In theoretical computer science, the log-rank conjecture states that the deterministic communication complexity of a two-party Boolean function is polynomially related to the logarithm of the rank of its input matrix.

Let $D(f)$ denote the deterministic communication complexity of a function, and let $\operatorname{rank}(f)$ denote the rank of its input matrix $M_f$ (over the reals). Since every protocol using up to $c$ bits partitions $M_f$ into at most $2^c$ monochromatic rectangles, and each of these has rank at most 1,
$D(f) \geq \log_2 \operatorname{rank}(f).$
The log-rank conjecture states that $D(f)$ is also upper-bounded by a polynomial in the log-rank: for some constant $C$,
$D(f) = O((\log \operatorname{rank}(f))^C).$

Lovett

proved the upper bound
$D(f) = O\left(\sqrt{\operatorname{rank}(f)} \log \operatorname{rank}(f)\right).$
This was improved by Sudakov and Tomon, who removed the logarithmic factor, showing that
$D(f) = O\left(\sqrt{\operatorname{rank}(f)}\right).$
This is the best currently known upper bound.
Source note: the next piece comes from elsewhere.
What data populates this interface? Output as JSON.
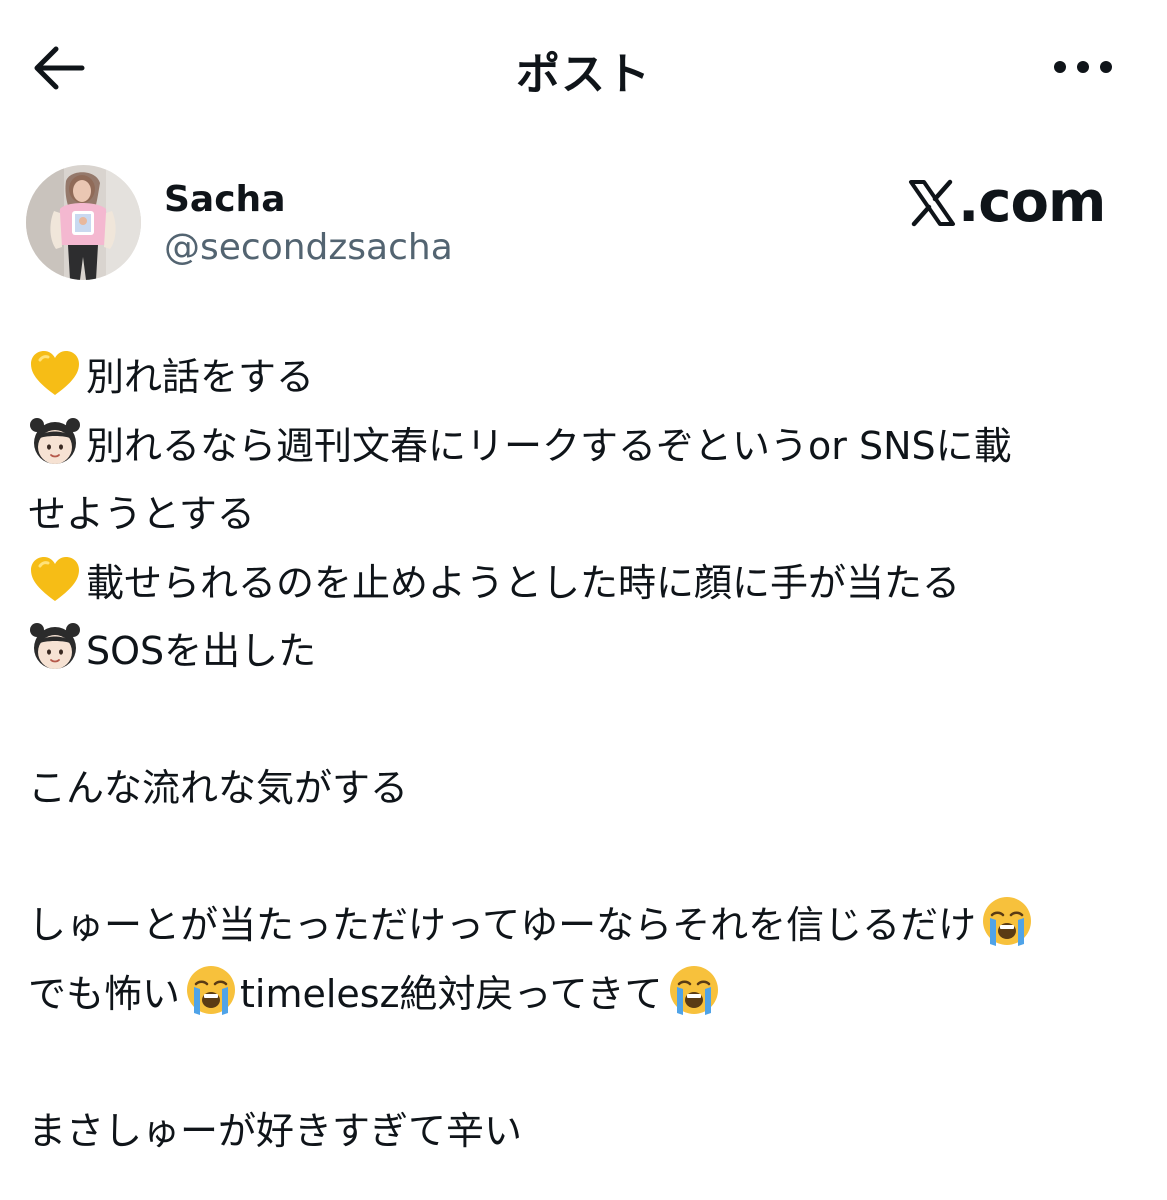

The best known lower bound, due to Göös, Pitassi and Watson, states that $C \geq 2$. In other words, there exists a sequence of functions $f_n$, whose log-rank goes to infinity, such that
$D(f_n) = \tilde\Omega((\log \operatorname{rank}(f_n))^2).$

In 2019, an approximate version of the conjecture for randomised communication has been disproved.